Ya lo hemos dicho: durante aquel año la corte, gracias a la influencia de Mirabeau, gracias a la creación del club de los Fuldenses, gracias al apoyo de Bailly y de Lafayette, gracias, en fin, a la reacción que se había efectuado después del regreso de Varennes, había recobrado su poder perdido, y este poder se manifestaba por el duelo y la matanza. El 17 de julio vengaba las jornadas del 5 y 6 de octubre. Según lo había dicho Gilberto, la monarquía y el pueblo habían ganado cada cual una partida; faltaba saber quién la ganaría buena.
Ya hemos visto como, preocupado por todas estas ideas —ninguna de las cuales había sido suficiente para que acortase el paso—, nuestro amigo Ángel Pitou, luciendo siempre su uniforme de capitán de la guardia nacional de Haramont, había llegado al Campo de Marte por el puente de Luis XV y la calle de Grenelle, precisamente a tiempo para impedir que Billot fuese arrojado al río como muerto. Por otra parte, se recordará cómo Gilberto, hallándose en la habitación del rey, había recibido un billete sin firma, en el que reconoció, sin embargo, la escritura de Cagliostro, y que contenía este párrafo:
«¡Deja ahí a esos dos condenados a quienes aún se llama por irrisión rey y reina, y corre sin perder tiempo al hospital de Gros-Caillou, donde encontrarás un moribundo menos enfermo que ellos, porque tú puedes salvarle, mientras que los otros, sin que puedas hacer nada en su favor, te arrastrarán en su caída!».

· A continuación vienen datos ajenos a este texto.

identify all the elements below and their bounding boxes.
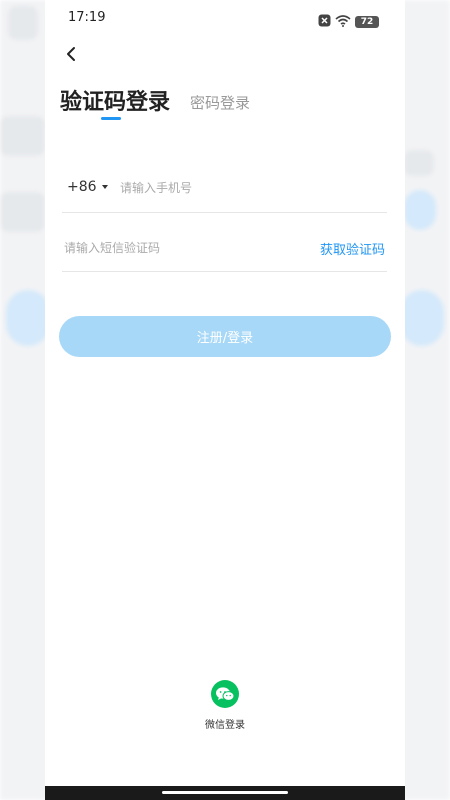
wechat-login-label: 微信登录 [205, 720, 245, 731]
login-screen: 17:19 72 验证码登录 密码登录 +86 请输入手机号 请输入短信验证码 … [45, 0, 405, 800]
background-ghost-block [404, 190, 436, 230]
chevron-left-icon [65, 46, 77, 66]
wechat-icon [211, 680, 239, 708]
register-login-label: 注册/登录 [196, 331, 254, 346]
country-code-selector[interactable]: +86 [67, 179, 108, 195]
login-tabs: 验证码登录 密码登录 [60, 84, 250, 120]
home-indicator[interactable] [162, 791, 288, 794]
background-ghost-button [400, 290, 444, 346]
notification-x-icon [318, 12, 331, 31]
status-time: 17:19 [68, 10, 106, 25]
tab-password-login-label: 密码登录 [190, 94, 251, 112]
tab-sms-login-label: 验证码登录 [60, 90, 171, 115]
phone-field: +86 [62, 168, 387, 213]
background-ghost-block [404, 150, 434, 176]
country-code: +86 [67, 179, 97, 195]
register-login-button[interactable]: 注册/登录 [59, 316, 391, 357]
tab-sms-login[interactable]: 验证码登录 [60, 84, 171, 120]
system-navigation-bar [45, 786, 405, 800]
tab-password-login[interactable]: 密码登录 [190, 92, 250, 116]
background-ghost-block [0, 192, 45, 232]
wifi-icon [335, 12, 351, 31]
get-code-button[interactable]: 获取验证码 [320, 239, 385, 258]
status-icons: 72 [318, 12, 379, 31]
code-field: 获取验证码 [62, 228, 387, 272]
sms-code-input[interactable] [64, 239, 264, 257]
background-ghost-block [0, 116, 45, 156]
active-tab-indicator [101, 117, 121, 120]
background-ghost-block [8, 6, 38, 40]
wechat-login-button[interactable]: 微信登录 [200, 680, 250, 731]
back-button[interactable] [59, 44, 83, 68]
phone-input[interactable] [120, 179, 370, 197]
caret-down-icon [101, 185, 108, 189]
background-ghost-button [6, 290, 50, 346]
battery-icon: 72 [355, 15, 379, 28]
battery-level: 72 [360, 16, 374, 27]
status-bar: 17:19 72 [45, 0, 405, 38]
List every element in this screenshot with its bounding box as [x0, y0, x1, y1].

Como ya hemos dicho, al saber por la señora de Campan que la reina, que acababa de separarse de él invitándole a esperar su vuelta, estaba ocupada y le daba permiso para retirarse, había salido de las Tullerías, y siguiendo poco más o menos el mismo camino que Pitou, costeó el Campo de Marte para ir al hospital de Gros-Caillou, donde al visitar varios heridos acompañado de dos enfermeros, fue llamado por una voz junto al lecho del moribundo.
Ya sabemos que la voz era la de Pitou y el moribundo era Billot.
Ya hemos dicho en qué estado encontró Gilberto al labrador y qué condiciones presentaba su estado, condiciones buenas y malas, pero en el que estas últimas hubieran dominado a las otras si Billot hubiese caído en manos de un hombre menos hábil que el doctor Gilberto.